Unterdessen kündigte Landesfinanzminister Ralf Stegner (SPD) Klage an, nachdem es in Medienberichten geheißen hatte, er sei womöglich der Abweichler, der die Wiederwahl von Ministerpräsidentin Heide Simonis (SPD) am Donnerstag mit einer Stimmenthaltung verhindert hatte. Nach dem Debakel hatte Simonis ihren Rückzug angekündigt. Carstensen sagte, er sei zuversichtlich, dass sich CDU und SPD auf eine große Koalition einigen könnten. »Die SPD ist sicher zu vernünftiger Zusammenarbeit bereit. Es gibt ja auch keine Alternative.«
Die Zugeständnisse in der Bildungspolitik, die die CDU der SPD unmittelbar nach der Wahl angeboten habe, seien nicht mehr automatisch gültig.

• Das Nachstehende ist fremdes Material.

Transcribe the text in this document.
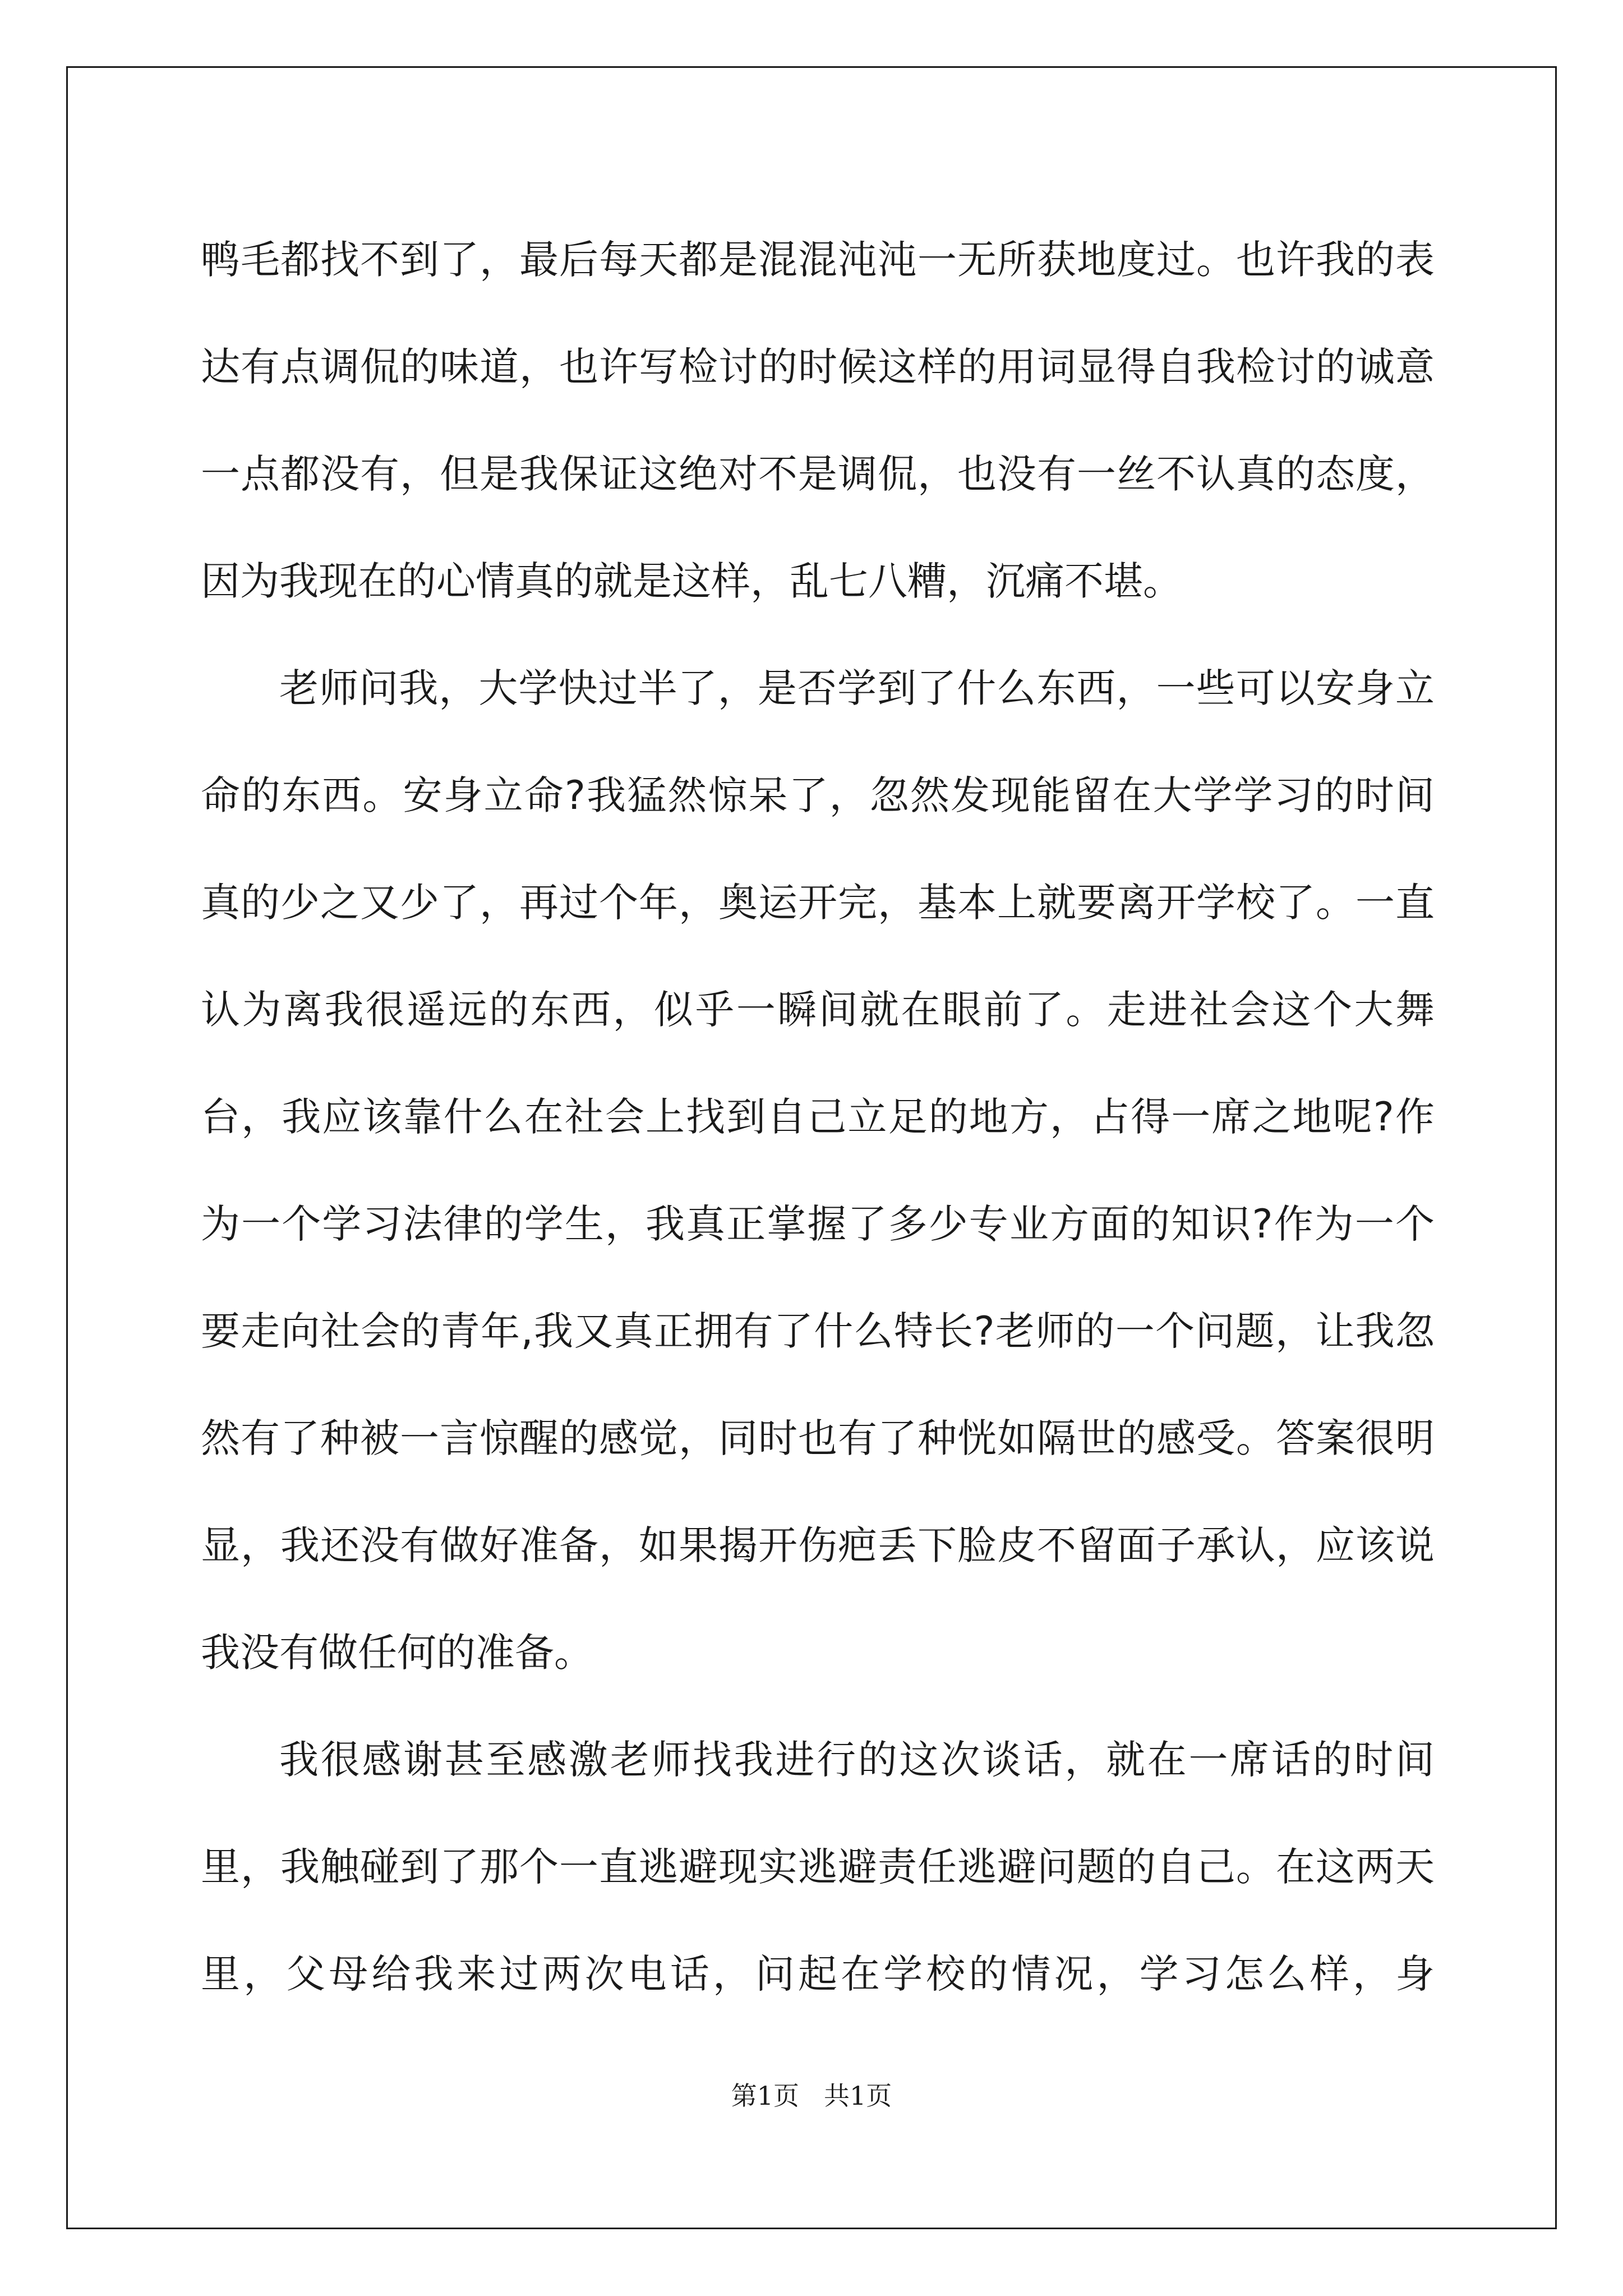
鸭毛都找不到了，最后每天都是混混沌沌一无所获地度过。也许我的表达有点调侃的味道，也许写检讨的时候这样的用词显得自我检讨的诚意一点都没有，但是我保证这绝对不是调侃，也没有一丝不认真的态度，因为我现在的心情真的就是这样，乱七八糟，沉痛不堪。

老师问我，大学快过半了，是否学到了什么东西，一些可以安身立命的东西。安身立命?我猛然惊呆了，忽然发现能留在大学学习的时间真的少之又少了，再过个年，奥运开完，基本上就要离开学校了。一直认为离我很遥远的东西，似乎一瞬间就在眼前了。走进社会这个大舞台，我应该靠什么在社会上找到自己立足的地方，占得一席之地呢?作为一个学习法律的学生，我真正掌握了多少专业方面的知识?作为一个要走向社会的青年,我又真正拥有了什么特长?老师的一个问题，让我忽然有了种被一言惊醒的感觉，同时也有了种恍如隔世的感受。答案很明显，我还没有做好准备，如果揭开伤疤丢下脸皮不留面子承认，应该说我没有做任何的准备。

我很感谢甚至感激老师找我进行的这次谈话，就在一席话的时间里，我触碰到了那个一直逃避现实逃避责任逃避问题的自己。在这两天里，父母给我来过两次电话，问起在学校的情况，学习怎么样，身

第1页 共1页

»Damals waren wir in einer völlig anderen Situation«, sagte Carstensen. Die CDU hatte schon nach der Landtagswahl der SPD eine große Koalition angeboten. Die SPD wollte aber ihre Allianz mit den Grünen unter Tolerierung des SSW fortsetzen. Die Wiederwahl von Simonis scheiterte aber, weil einer der Abgeordneten dieses Bündnisses ihr gleich in vier geheimen Wahlgängen die Stimme verweigerte. Simonis kündigte danach ihren Rückzug an. Der SSW hatte daraufhin verärgert erklärt, nicht mehr mit der SPD über eine Tolerierung zu sprechen.
Die SPD in Schleswig-Holstein hat zwar angekündigt, auch mit der FDP sprechen zu wollen. Die Grünen haben aber eine Zusammenarbeit mit den Liberalen ausgeschlossen. Damit bliebe nur die Bildung einer großen Koalition - oder Neuwahlen.
Carstensen sprach sich aber gegen einen solchen Schritt aus. Die CDU hatte bei der Landtagswahl 30 Sitze errungen, die SPD 29, FDP und Grüne je vier und der SSW zwei Sitze.
Der SPD-Bundesvorsitzende Franz Müntefering nannte im Hinblick auf die sich anbahnende Koalition in Kiel eine große Koalition im Bund nicht sinnvoll. Ähnlich äußerte sich CDU-Chefin Angela Merkel: »Ich setze auf einen klaren Regierungswechsel im Bund. Es wird keine große Koalition geben müssen«, sagte sie. Sie wollte sich allerdings nicht auf einen Zeitpunkt für das Ende von Rot-Grün festlegen. »Wann genau das sein wird, kann ich nicht sagen. Ich verweise auf die deutlich zu Tage tretenden Risse in der Koalition und in der SPD.«
Der Grünen-Vorsitzende Reinhard Bütikofer betonte, im Bund stehe eine große Koalition nicht zur Debatte. Der FDP-Chef Guido Westerwelle betonte dagegen, sollten Sozialdemokraten und Grüne Ende Mai auch die Wahlen in Nordrhein-Westfalen verlieren, müsse Bundeskanzler Gerhard Schröder (SPD) den Weg für Neuwahlen im Bund freimachen.